“How lovely!” murmured Constance, burying her face in the big blue bouquet. “And a note hidden in them! What fun! Just like a story.”

The note was from Timmy Wentworth. “Your sister is busy all this morning. She says you are to take breakfast at nine at Cuyler’s with the Misses Dutton. They will call for you. At ten won’t you meet me at the boat-house for our paddle? It will give me such pleasure. Timmy Wentworth.”

Constance dressed with eager haste. The Duttons were in their liveliest mood. Cuyler’s waffles fairly melted in your mouth. And at ten she was going canoeing with Timmy Wentworth!

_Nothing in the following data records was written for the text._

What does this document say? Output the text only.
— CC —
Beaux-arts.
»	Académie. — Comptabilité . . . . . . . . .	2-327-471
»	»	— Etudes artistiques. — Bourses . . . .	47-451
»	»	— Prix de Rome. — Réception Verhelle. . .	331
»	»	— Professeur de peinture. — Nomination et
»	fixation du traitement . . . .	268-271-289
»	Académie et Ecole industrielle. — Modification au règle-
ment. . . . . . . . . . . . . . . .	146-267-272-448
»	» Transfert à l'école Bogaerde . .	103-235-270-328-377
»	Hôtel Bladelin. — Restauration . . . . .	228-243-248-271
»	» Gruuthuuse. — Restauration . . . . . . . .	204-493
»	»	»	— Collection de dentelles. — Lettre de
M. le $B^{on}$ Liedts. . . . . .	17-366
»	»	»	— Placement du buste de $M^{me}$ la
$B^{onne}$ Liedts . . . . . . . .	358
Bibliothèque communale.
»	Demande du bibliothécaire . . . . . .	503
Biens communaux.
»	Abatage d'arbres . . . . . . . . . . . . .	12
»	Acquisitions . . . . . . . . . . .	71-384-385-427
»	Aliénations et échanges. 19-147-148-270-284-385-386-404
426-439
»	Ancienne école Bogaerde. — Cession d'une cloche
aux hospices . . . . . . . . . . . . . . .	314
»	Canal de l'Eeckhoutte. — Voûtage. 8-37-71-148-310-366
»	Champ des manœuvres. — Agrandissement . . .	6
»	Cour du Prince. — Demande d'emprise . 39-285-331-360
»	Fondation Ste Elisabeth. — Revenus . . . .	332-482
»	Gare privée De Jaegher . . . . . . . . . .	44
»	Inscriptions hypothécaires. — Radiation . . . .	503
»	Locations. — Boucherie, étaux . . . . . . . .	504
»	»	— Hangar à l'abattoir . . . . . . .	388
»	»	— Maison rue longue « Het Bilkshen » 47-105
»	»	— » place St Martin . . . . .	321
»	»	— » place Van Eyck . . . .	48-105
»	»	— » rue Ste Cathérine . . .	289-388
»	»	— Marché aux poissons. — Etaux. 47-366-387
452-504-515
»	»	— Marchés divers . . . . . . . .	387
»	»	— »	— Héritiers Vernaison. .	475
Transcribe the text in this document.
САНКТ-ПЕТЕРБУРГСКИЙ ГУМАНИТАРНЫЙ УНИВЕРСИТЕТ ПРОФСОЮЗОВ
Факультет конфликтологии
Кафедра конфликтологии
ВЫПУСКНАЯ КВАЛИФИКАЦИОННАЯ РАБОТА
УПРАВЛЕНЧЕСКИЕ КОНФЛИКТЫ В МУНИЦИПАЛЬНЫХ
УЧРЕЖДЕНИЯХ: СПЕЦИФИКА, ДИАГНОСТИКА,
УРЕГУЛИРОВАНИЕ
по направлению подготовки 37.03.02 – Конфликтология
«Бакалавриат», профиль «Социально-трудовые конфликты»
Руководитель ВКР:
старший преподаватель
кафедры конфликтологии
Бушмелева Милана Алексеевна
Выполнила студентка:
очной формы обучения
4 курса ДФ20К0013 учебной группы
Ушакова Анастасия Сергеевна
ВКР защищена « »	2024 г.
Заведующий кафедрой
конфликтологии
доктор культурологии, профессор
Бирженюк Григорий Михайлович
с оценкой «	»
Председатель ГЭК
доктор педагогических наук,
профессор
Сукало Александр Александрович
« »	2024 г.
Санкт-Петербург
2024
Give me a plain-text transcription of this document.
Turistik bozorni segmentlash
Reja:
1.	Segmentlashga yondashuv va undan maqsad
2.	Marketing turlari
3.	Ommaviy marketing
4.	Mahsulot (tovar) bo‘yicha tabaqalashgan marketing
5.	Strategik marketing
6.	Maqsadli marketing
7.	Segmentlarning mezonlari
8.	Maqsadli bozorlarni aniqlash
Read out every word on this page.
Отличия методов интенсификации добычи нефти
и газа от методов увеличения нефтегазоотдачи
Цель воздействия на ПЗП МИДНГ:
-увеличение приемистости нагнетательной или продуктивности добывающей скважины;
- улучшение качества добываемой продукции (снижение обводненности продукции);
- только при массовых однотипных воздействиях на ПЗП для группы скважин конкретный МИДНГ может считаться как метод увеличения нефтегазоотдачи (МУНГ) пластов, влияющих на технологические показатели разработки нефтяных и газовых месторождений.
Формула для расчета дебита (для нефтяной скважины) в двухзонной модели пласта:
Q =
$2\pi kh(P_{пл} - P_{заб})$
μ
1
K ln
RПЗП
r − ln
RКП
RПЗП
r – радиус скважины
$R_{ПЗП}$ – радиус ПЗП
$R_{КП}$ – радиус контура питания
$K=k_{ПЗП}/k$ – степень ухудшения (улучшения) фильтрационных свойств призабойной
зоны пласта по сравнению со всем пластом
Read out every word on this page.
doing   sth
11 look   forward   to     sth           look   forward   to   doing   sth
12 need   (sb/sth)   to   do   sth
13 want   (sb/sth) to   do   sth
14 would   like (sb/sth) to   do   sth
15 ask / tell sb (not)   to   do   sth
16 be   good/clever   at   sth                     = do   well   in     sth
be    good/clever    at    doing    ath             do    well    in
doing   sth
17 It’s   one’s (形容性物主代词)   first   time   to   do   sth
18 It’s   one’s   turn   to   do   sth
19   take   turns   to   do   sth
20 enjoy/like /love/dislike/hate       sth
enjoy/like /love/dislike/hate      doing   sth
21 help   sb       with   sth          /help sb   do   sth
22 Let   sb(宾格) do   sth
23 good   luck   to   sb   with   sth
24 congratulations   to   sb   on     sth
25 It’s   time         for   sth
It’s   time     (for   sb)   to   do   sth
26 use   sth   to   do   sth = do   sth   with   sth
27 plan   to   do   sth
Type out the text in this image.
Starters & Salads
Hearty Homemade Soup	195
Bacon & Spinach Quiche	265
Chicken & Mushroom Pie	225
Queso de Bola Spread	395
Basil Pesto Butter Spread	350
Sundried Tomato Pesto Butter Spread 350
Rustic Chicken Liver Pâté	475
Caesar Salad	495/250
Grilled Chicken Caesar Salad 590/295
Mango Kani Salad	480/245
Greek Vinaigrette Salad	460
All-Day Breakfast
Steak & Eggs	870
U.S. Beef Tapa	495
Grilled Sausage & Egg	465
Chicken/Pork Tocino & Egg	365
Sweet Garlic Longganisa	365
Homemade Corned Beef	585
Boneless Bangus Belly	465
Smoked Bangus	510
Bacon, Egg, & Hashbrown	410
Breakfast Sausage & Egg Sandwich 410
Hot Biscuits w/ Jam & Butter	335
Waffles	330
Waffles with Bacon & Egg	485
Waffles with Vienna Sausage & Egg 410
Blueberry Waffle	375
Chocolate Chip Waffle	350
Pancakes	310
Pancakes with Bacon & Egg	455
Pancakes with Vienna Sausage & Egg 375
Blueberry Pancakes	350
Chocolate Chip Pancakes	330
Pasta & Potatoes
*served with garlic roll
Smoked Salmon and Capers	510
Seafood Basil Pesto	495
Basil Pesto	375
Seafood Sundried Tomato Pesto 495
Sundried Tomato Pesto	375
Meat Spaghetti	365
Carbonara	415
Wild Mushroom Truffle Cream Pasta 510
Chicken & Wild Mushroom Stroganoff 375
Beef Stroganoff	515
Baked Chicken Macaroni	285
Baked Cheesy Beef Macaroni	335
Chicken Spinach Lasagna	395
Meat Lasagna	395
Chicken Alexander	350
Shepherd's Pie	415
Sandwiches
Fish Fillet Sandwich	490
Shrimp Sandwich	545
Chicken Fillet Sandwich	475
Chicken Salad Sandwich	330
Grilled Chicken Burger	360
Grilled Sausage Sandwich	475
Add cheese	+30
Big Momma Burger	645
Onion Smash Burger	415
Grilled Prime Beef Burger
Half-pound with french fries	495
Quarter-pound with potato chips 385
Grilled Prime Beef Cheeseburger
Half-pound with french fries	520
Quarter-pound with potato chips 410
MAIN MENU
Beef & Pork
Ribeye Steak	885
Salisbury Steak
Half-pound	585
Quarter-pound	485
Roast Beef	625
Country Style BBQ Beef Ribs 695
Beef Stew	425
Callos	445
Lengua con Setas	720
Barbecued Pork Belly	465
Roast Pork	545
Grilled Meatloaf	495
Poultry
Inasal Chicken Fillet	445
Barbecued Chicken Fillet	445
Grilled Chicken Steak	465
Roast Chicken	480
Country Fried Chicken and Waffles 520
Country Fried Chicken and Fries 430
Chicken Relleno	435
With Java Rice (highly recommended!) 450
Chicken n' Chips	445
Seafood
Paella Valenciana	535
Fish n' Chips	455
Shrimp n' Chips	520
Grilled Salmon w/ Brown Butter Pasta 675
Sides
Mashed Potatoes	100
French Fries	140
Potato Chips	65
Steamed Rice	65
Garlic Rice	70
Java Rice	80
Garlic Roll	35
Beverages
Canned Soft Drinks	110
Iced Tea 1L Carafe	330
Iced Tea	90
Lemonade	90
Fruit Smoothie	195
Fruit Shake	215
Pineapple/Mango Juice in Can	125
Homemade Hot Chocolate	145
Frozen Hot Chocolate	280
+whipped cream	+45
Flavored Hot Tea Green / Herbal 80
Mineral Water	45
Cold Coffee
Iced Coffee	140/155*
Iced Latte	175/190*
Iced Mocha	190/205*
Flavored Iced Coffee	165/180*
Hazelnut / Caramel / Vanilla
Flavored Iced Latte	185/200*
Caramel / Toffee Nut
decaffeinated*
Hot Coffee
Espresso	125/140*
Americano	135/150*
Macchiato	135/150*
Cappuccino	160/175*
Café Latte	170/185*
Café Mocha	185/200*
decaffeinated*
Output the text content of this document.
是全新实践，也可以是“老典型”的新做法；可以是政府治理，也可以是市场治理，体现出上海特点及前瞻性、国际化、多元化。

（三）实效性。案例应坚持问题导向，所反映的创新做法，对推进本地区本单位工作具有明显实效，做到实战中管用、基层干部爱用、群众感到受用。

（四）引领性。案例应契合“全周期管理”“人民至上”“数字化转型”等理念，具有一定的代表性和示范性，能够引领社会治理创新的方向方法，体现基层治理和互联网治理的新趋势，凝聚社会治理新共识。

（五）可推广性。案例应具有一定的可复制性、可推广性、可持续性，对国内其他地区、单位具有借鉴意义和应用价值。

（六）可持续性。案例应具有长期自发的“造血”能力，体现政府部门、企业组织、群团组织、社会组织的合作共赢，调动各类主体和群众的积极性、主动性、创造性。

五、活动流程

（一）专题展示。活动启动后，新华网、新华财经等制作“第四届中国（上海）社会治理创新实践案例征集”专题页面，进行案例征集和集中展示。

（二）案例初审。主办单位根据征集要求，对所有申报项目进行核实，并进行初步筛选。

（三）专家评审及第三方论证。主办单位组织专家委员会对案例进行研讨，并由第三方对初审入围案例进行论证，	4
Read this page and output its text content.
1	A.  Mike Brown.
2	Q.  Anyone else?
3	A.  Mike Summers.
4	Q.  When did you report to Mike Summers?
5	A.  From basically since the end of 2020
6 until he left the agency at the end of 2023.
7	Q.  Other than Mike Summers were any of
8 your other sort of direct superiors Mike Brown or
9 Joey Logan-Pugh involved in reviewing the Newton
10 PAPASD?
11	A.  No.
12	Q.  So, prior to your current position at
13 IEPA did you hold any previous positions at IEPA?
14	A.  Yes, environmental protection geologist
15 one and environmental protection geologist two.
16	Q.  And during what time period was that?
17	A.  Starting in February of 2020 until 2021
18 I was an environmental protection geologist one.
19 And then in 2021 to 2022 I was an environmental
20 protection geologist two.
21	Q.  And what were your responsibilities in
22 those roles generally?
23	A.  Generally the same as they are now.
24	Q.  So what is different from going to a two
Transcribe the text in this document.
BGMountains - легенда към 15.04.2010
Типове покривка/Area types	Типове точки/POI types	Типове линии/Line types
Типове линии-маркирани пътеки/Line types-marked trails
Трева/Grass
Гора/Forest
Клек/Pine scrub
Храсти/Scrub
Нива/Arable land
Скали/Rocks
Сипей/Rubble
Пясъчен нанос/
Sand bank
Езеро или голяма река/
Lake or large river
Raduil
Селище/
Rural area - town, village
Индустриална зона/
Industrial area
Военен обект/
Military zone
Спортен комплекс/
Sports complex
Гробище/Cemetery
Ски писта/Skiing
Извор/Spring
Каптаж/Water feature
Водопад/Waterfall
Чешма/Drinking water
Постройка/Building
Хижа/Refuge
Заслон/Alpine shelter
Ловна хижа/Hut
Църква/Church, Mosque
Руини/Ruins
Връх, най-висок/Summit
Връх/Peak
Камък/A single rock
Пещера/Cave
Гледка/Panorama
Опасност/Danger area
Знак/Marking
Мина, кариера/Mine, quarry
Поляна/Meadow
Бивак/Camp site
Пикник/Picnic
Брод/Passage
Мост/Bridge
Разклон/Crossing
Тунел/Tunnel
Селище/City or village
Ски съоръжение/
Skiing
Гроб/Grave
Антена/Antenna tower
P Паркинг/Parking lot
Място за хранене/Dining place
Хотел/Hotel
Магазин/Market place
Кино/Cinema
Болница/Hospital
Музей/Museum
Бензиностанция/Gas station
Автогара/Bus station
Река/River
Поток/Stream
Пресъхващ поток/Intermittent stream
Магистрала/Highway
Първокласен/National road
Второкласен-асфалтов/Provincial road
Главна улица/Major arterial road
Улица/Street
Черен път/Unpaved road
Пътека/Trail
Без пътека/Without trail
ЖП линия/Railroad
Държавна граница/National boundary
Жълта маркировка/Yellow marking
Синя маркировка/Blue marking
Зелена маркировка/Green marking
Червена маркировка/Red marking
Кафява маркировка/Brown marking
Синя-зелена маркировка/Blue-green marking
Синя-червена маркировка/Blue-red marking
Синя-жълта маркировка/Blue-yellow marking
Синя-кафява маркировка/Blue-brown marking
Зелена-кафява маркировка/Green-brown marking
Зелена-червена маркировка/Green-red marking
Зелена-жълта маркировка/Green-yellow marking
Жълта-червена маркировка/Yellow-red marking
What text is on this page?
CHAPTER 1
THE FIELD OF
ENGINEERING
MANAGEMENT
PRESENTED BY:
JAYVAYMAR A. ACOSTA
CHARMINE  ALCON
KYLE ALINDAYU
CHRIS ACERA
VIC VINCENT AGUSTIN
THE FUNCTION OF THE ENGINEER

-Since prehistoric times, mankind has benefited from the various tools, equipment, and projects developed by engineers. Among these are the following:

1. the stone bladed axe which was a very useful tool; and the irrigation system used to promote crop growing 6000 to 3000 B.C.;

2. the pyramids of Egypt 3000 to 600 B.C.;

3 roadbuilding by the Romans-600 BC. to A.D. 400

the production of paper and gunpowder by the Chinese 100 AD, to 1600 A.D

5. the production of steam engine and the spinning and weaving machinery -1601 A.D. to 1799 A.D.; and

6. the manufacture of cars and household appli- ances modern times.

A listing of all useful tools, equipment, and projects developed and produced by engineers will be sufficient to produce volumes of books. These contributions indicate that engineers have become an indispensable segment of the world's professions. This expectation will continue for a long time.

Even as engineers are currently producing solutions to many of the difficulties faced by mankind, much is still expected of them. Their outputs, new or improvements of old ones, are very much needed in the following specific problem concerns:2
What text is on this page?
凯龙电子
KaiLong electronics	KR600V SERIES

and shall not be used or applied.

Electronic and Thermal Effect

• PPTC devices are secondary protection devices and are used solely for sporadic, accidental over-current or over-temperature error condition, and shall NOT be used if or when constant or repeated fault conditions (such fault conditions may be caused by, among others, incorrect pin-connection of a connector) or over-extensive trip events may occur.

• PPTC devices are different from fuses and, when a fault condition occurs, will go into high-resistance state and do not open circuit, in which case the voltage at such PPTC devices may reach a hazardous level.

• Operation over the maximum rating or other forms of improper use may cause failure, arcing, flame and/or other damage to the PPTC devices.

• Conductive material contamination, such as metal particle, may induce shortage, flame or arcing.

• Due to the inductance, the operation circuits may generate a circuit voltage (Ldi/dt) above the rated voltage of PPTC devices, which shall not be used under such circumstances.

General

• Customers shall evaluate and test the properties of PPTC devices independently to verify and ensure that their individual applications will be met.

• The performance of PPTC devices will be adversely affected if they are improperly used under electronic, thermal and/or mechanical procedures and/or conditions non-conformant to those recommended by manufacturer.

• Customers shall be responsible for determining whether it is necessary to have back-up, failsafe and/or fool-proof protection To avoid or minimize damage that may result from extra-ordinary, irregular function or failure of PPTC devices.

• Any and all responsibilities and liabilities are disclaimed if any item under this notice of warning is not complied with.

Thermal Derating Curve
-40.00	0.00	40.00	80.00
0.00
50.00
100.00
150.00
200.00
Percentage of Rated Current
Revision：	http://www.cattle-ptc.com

The Duttons escorted her as far as the top of Observatory Hill, and having pointed out the boat-house, departed unceremoniously for a ten o’clock quiz. Constance consulted a tiny mirror that hung from her silver chain, smoothed her hair, straightened her coat collar, and walked leisurely down, through the campus gardens and past the famous frog pond, to Paradise. At the top of the boat-house stairs she paused and looked to see if Timmy was waiting. It was too dark inside the boat-house to see any one, but on the railing perched a tall, merry-faced girl in a blue and white jumper, who waved friendly greetings. She must have been one of the crowd at the station, Constance reflected, and she waved back cordially as she hurried down the stairs.

A TALL, MERRY-FACED GIRL

“Lovely day, isn’t it?” The tall girl’s firm hand-shake made Constance wince. “And the woods are full of flowers. Fluffy and I were out before breakfast getting a boatful for the Belden House senior tea. We stole out a bunch for you. Shall we be off?”

“Ye-es,” stammered Constance. “That is, I was expecting——”

“How stupid!” broke in the tall girl eagerly. “I forgot to say that I’m Felicia Wentworth, commonly known as Timmy for no reason under the sun. Now shall we be off?”

“Oh, yes,” said Constance hastily, too proud to show either astonishment or disappointment. It was an entertaining trip, too, in spite of everything. Timmy was not at all Constance’s idea of a college grind. She had just come back from a Dartmouth prom. She was going home next Saturday to see about her junior usher dress, and incidentally to star in an amateur vaudeville performance at the Country Club her family belonged to. It appeared that amateur vaudeville shows, tennis, canoeing, and going to “stunty” house-parties—she was going to “a duck of a one” in June—were Timmy’s chief diversions. Yet she confided to Constance that she was hoping hard to make the Phi Kappa honor list next year, and that she had spent the previous afternoon in “digging fiercely” on a philosophy paper, because “if you had a good head for books what was the use of muddling along?”